CAPÍTULO XXVII / VIRGÍLIA?
Naquele tempo contava apenas uns quinze ou
dezesseis anos; era talvez a mais atrevida criatura da
nossa raça, e, com certeza, a mais voluntariosa. Não digo
que já lhe coubesse a primazia da beleza, entre as
mocinhas do tempo, porque isto não é romance, em que
o autor sobredoura a realidade e fecha os olhos às sardas
e espinhas; mas também não digo que lhe maculasse o
rosto nenhuma sarda ou espinha, não. Era bonita, fresca,
saía das mãos da natureza, cheia daquele feitiço, precário
e eterno, que o indivíduo passa a outro indivíduo, para os
fins secretos da criação. Era isto Virgília, e era clara, muito
clara, faceira, ignorante, pueril, cheia de uns ímpetos
misteriosos; muita preguiça e alguma devoção, – devoção,
ou talvez medo; creio que medo.
Aí tem o leitor, em poucas linhas, o retrato físico e
moral da pessoa que devia influir mais tarde na minha
vida; era aquilo com dezesseis anos. Tu que me lês, se
ainda fores viva, quando estas páginas vierem à luz, – tu
que me lês, Virgília amada, não reparas na diferença entre
a linguagem de hoje e a que primeiro empreguei quando
te vi?

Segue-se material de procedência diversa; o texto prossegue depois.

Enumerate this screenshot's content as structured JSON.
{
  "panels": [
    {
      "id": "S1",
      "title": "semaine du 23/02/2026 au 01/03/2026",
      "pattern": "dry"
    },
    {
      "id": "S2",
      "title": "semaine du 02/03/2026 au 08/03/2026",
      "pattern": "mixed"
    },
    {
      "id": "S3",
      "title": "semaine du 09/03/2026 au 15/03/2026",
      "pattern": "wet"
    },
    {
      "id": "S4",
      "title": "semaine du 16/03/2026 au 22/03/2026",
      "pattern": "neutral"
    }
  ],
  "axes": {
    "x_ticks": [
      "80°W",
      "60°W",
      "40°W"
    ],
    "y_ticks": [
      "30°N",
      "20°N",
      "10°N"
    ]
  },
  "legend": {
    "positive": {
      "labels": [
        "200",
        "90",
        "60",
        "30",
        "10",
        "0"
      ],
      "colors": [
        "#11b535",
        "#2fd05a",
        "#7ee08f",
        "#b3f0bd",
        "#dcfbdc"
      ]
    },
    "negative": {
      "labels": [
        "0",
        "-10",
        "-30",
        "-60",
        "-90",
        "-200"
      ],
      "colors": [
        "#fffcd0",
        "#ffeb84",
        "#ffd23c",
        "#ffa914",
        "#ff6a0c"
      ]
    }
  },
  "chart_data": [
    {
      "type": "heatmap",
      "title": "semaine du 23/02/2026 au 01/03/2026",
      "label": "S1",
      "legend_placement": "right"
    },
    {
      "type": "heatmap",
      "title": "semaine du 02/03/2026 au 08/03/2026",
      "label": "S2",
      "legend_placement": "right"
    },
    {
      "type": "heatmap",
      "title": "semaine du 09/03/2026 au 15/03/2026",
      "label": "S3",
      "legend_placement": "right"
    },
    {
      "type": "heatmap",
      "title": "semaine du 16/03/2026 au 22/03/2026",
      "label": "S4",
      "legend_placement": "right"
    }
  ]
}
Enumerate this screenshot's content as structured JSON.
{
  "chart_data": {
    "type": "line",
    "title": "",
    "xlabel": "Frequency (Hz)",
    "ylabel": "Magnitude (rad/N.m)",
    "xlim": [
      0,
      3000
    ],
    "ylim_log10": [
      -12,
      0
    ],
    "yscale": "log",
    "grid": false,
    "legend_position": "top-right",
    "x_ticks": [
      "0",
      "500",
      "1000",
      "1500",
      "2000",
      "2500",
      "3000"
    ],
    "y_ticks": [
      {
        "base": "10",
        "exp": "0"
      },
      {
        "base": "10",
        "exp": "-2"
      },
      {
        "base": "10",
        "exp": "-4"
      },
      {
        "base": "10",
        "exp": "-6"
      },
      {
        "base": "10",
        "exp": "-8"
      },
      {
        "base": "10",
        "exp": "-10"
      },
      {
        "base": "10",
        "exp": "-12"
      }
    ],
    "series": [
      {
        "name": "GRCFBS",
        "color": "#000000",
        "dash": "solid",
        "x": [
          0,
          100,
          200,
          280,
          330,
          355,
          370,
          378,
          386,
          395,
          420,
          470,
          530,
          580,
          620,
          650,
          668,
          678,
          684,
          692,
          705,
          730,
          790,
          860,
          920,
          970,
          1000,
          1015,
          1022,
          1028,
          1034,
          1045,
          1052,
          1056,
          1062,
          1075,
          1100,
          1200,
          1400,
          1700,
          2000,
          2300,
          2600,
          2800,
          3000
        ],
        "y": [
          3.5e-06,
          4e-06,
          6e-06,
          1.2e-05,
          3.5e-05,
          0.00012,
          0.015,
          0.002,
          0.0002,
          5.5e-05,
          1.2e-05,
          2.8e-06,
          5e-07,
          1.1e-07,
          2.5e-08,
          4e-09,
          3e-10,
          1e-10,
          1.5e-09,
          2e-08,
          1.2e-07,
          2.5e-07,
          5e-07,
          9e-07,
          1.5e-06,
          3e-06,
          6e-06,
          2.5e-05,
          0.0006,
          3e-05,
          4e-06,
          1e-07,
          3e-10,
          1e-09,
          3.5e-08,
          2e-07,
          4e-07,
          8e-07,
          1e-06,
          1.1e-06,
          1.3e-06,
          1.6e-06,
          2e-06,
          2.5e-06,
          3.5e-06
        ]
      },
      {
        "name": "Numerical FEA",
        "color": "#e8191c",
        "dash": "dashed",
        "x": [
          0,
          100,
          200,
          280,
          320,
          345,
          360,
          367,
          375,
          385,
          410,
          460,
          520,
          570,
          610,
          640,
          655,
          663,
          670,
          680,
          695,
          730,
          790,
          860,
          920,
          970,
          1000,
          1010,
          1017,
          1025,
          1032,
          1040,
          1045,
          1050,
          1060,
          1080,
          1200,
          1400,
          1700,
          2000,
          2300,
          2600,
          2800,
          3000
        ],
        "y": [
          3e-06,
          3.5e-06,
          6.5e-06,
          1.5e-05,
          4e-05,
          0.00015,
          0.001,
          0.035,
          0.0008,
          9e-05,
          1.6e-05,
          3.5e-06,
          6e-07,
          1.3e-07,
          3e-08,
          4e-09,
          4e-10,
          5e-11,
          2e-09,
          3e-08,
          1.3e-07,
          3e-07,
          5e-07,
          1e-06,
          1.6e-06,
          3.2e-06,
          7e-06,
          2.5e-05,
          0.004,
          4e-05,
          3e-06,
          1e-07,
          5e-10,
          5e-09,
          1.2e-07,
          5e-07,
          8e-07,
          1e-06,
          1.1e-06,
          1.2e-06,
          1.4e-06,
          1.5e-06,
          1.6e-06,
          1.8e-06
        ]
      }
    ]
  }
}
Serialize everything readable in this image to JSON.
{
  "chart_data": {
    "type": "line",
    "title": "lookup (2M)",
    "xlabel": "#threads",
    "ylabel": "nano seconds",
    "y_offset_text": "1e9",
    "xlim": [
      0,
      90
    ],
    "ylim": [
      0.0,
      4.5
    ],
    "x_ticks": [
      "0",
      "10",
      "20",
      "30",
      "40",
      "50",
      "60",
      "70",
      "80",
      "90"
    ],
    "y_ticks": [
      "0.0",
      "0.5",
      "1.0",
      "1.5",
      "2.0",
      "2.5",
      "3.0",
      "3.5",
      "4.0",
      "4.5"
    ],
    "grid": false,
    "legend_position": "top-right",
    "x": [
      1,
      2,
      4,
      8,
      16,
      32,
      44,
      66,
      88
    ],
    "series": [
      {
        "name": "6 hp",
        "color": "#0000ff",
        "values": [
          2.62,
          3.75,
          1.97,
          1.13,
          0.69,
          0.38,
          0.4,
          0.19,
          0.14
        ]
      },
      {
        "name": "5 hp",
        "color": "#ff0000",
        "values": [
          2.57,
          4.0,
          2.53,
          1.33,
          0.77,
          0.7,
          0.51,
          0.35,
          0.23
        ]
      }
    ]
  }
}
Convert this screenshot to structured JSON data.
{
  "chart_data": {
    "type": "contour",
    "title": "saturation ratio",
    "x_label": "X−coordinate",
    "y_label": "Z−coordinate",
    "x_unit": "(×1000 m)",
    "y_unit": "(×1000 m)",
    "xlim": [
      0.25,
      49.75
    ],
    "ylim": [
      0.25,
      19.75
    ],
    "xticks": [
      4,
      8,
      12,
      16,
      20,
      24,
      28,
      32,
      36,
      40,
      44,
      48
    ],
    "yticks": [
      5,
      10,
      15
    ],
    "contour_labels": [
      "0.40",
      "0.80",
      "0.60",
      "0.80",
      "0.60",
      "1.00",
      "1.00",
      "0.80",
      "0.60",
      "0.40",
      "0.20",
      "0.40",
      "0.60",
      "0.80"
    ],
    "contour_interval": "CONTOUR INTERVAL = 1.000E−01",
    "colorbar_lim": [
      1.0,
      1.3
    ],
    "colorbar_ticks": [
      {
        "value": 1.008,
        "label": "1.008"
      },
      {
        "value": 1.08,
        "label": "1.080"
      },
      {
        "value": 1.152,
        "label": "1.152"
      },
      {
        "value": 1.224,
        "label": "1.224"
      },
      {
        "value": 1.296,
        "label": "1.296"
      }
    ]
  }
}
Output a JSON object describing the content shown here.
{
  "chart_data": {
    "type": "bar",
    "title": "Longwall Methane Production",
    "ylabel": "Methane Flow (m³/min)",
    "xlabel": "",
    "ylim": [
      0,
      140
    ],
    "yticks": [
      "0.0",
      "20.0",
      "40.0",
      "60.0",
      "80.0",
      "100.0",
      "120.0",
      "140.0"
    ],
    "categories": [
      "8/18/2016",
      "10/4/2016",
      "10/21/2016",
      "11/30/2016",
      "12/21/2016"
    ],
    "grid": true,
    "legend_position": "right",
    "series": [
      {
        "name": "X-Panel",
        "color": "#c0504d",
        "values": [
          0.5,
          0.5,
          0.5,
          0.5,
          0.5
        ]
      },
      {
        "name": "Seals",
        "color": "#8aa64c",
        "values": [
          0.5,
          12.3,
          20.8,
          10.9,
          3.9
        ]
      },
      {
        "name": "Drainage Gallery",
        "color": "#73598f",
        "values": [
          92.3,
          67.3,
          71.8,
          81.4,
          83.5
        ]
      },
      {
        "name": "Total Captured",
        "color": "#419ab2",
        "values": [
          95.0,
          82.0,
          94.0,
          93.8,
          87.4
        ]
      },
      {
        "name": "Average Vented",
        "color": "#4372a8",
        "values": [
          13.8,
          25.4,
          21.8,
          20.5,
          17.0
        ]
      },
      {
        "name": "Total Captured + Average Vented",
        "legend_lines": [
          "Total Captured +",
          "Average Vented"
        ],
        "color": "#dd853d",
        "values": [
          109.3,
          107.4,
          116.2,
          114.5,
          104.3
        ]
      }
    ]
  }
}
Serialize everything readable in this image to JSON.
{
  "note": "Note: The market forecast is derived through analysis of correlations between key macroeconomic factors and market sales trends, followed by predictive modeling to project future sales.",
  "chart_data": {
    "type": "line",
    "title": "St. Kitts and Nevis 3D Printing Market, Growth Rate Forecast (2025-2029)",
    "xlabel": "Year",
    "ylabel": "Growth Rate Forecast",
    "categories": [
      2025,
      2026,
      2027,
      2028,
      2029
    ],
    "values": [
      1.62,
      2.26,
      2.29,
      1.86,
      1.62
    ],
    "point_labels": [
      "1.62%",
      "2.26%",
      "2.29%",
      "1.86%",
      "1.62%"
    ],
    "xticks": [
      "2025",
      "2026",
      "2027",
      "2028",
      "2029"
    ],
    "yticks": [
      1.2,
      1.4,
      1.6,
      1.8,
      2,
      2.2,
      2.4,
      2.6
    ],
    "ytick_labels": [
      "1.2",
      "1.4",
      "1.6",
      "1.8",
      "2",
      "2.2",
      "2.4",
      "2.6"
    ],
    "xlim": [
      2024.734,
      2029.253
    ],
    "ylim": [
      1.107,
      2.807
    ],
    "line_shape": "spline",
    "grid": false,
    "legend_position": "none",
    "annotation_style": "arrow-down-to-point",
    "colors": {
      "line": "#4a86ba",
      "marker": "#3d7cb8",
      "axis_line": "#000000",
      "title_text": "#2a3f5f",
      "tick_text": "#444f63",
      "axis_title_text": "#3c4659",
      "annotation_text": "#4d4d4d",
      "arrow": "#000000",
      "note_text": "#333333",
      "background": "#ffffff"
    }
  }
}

Crê que era tão sincero então como agora; a morte
não me tornou rabugento, nem injusto.
– Mas, dirás tu, como é que podes assim discernir
a verdade daquele tempo, e exprimi-la depois de tantos
anos?
Ah! indiscreta! ah! ignorantona! Mas é isso mesmo
que nos faz senhores da Terra, é esse poder de restaurar
o passado, para tocar a instabilidade das nossas
impressões e a vaidade dos nossos afetos. Deixa lá dizer
Pascal que o homem é um caniço pensante. Não; é uma
errata pensante, isso sim. Cada estação da vida é uma
edição, que corrige a anterior, e que será corrigida também,
até a edição definitiva, que o editor dá de graça aos vermes.